Monday, July 23, 2018

PENTINGNYA ILMU SEBELUM BERAMAL


Oleh Siswo Kusyudhanto
Beberapa hari yang lalu ada teman yang bergerak dalam gerakan pemberantasan riba, menanyakan perihal aksi menjual makanan berupa nasi ayam kepada masyarakat, dan saat membayar makanan nominalnya tergantung si pembeli, jika diantara pembeli tidak mampu membayar karena keadaan ekonominya maka akan digratiskan, alias tidak bayar, langsung teringat dengan kajian Ustadz Erwandi Tarmidzi mengenai jual beli gharar , yakni jual beli untung2an atau spekulasi, tidak jelas antara harga dan barangnya. Lalu saya katakan kepadanya bahwa jual beli seperti ini setau saya masuk kedalam jenis akad jual beli gharar berat yang dilarang para ulama.
Lalu saya usulkan agar merubah akadnya, mengikuti seperti yang dilakukan seorang muallaf di Jakarta, karena dia ingin membantu para fakir miskin maka dia menjual nasi kuning dengan harga sangat murah, yakni cuma 3 ribu rupiah, padahal mungkin rata-rata nasi serupa di Jakarta dijual seharga 10 ribu sampai 15 ribu rupiah, dengan demikian banyak para tunawisma dan fakir miskin terbantu dengan nasi murah ini.
Kemudian usulan saya disampaikan kepada kelompok gerakan anti riba itu, dan alhamdulillah usulan saya diterima, mereka merubah akadnya menjadi menjual nasi lebih murah dari kebanyakan penjual nasi setempat.

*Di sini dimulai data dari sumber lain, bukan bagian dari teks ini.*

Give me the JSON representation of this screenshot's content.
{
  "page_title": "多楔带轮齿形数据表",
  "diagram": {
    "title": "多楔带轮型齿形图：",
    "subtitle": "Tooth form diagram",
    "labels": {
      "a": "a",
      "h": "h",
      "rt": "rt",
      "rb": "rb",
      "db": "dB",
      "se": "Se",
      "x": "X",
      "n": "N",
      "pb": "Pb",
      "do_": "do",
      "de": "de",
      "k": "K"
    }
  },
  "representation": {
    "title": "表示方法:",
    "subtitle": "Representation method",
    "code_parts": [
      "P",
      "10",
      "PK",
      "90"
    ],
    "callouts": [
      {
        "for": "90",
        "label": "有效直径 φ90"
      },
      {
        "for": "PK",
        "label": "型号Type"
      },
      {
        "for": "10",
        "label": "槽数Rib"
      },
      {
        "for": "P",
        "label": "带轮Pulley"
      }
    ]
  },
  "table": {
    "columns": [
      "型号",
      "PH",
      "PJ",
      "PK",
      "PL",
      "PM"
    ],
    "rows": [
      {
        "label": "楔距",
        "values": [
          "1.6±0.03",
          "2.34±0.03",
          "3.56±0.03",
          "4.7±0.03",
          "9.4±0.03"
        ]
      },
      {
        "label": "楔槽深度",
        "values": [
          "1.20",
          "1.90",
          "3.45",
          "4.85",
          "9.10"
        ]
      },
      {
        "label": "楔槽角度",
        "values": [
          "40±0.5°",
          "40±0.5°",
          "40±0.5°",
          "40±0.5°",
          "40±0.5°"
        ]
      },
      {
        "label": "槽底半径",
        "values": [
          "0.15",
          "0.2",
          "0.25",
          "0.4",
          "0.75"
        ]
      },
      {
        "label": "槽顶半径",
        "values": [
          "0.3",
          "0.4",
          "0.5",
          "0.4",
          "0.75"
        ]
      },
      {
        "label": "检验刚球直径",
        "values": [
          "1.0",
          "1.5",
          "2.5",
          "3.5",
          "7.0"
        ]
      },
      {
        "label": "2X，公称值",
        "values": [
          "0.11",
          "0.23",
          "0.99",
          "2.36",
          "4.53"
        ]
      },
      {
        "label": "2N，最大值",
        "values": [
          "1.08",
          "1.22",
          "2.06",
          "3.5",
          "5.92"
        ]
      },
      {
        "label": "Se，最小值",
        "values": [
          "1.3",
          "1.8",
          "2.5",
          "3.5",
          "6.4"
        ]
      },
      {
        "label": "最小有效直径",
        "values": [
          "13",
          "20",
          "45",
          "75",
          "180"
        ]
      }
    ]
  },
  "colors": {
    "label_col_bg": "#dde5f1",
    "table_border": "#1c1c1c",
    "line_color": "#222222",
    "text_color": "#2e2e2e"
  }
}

Jadi makin memahami pentingnya berilmu sebelum beramal, dan membuktikan bahwa niat baik tampa ilmu yang cukup menjadikan mudah bagi kita terjerumus dalam kesalahan bertindak dan bersikap.
Waalahua'lam.
-----
JUAL BELI GHARAR
Oleh
Ustadz Abu Asma Kholid Syamhudi di web almanhaj.or.id
DEFINISI GHARAR
Menurut bahasa Arab, makna al-gharar adalah, al-khathr (pertaruhan) [1]. Sehingga Syaikhul Islam Ibnu Taimiyyah menyatakan, al-gharar adalah yang tidak jelas hasilnya (majhul al-‘aqibah) [2]. Sedangkan menurut Syaikh As-Sa’di, al-gharar adalah al-mukhatharah (pertaruhan) dan al-jahalah (ketidak jelasan). Perihal ini masuk dalam kategori perjudian [3].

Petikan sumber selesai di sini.